What does a cancer cell look like? What causes it to divide out of control, and more importantly, how can we stop it from growing? How do cells know when to divide or when to die? How can manipulating cells help us improve crops or decrease pollution in our environment? How did you catch that virus, and why does it make you feel so lousy?
You will learn the answers to these questions as a cellular and molecular biology student.
The cellular and molecular biology concentration allows you to explore basic molecular interactions that both drive and regulate cellular processes by studying model systems in animal, plant, fungal, and bacterial cells. It also prepares you for advanced graduate studies, attaining professional degrees, or working in the industry.
In addition to rigorous coursework, you will get hands-on learning through laboratory courses and research opportunities. Recent advances in cell and molecular biology have led to excellent employment opportunities for our well-prepared graduates.
What It’s Like to Study Cellular and Molecular Biology at Ball State
Some of the research projects our students have assisted with include:
- studying which genes and proteins are changed in cancer cells and how this leads to unregulated cell growth
- studying vault function in cancer multidrug resistance
- identifying nonpoint pollution contamination in rivers
- examining drinking water for potential bacterial pathogens on the Environmental Protection Agency's (EPA) Contaminant Candidate List (CCL)

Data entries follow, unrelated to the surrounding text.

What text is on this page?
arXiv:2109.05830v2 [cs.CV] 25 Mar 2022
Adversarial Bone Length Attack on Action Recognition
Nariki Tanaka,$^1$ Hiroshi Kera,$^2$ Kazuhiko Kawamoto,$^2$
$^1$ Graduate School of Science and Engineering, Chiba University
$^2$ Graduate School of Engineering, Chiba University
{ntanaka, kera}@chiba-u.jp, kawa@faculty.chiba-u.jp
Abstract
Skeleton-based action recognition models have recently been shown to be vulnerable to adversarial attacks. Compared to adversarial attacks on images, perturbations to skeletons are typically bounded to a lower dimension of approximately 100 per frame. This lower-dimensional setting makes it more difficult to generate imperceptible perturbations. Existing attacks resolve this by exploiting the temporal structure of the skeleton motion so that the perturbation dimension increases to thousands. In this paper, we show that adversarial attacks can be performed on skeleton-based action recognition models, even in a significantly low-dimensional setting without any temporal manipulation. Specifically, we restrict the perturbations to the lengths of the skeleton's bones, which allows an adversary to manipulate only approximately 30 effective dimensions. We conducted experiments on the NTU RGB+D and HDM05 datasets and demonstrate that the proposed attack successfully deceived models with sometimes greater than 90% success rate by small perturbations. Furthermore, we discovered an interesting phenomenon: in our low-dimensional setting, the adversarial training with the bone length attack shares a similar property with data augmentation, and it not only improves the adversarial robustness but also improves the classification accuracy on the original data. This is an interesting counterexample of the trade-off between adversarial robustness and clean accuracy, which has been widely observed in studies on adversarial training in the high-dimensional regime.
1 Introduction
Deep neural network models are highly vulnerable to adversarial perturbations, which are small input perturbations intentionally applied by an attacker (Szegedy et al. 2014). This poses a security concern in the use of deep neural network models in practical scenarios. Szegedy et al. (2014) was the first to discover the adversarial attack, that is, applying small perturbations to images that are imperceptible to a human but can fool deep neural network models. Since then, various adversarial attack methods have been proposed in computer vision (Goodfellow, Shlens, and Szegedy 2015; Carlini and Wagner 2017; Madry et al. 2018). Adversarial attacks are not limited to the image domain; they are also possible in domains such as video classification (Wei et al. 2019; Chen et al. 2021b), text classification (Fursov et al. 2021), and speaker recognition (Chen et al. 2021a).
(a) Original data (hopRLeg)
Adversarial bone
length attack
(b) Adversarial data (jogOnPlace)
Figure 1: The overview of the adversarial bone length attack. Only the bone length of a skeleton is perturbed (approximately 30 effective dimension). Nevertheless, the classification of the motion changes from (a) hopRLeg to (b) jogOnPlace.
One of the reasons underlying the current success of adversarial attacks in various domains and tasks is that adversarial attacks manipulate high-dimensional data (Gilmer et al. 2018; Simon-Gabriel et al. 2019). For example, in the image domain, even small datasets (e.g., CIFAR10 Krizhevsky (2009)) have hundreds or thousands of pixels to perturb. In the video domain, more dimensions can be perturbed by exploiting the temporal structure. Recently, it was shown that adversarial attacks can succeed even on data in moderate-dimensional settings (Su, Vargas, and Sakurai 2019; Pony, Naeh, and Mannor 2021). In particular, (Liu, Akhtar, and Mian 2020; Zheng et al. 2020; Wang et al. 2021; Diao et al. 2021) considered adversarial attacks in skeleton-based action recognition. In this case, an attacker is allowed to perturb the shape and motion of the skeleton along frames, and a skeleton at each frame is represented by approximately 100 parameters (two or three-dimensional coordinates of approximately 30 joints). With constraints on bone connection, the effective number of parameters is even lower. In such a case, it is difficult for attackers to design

- developing DNA- and RNA-based methods (DNA fingerprinting, SYBR green-based melt curve analyses, and real-time RNA amplification) for pathogen detection in foods
- integrating pest management of fruit, vegetable, and ornamental diseases
In a laboratory-focused field, it is important to have access to authentic labs and equipment that you will use in your career or in graduate school. At Ball State, you will be able to conduct research and apply your knowledge using tools such as microscopes, laser technology, incubators, piping equipment, autoclaves and more.
The Department of Biology is home to several academic clubs that provide an opportunity to connect with other students in your concentration for support, professional development opportunities and academic discussion.
A few student organizations you may be interested in joining as a cellular and molecular biology student include:
Our low student-to-professor ratio and small class sizes give you daily contact with professors in lecture, laboratory and out in the field, plus the individualized attention you need to excel.
The concentration in cellular and molecular biology fulfills part of the requirements that lead to a bachelor of arts or bachelor of science degree with a major in biology. All biology majors must also complete the biology core curriculum and the University Core Curriculum.
Total to Graduate: 120
- Biology Core Curriculum: 44-45
- Cellular and Molecular Biology Concentration: 25
- University Core Curriculum: 66-70
All biology majors in every concentration are required to complete a core curriculum in biology that is separate from your concentration requirements and from the University Core Curriculum.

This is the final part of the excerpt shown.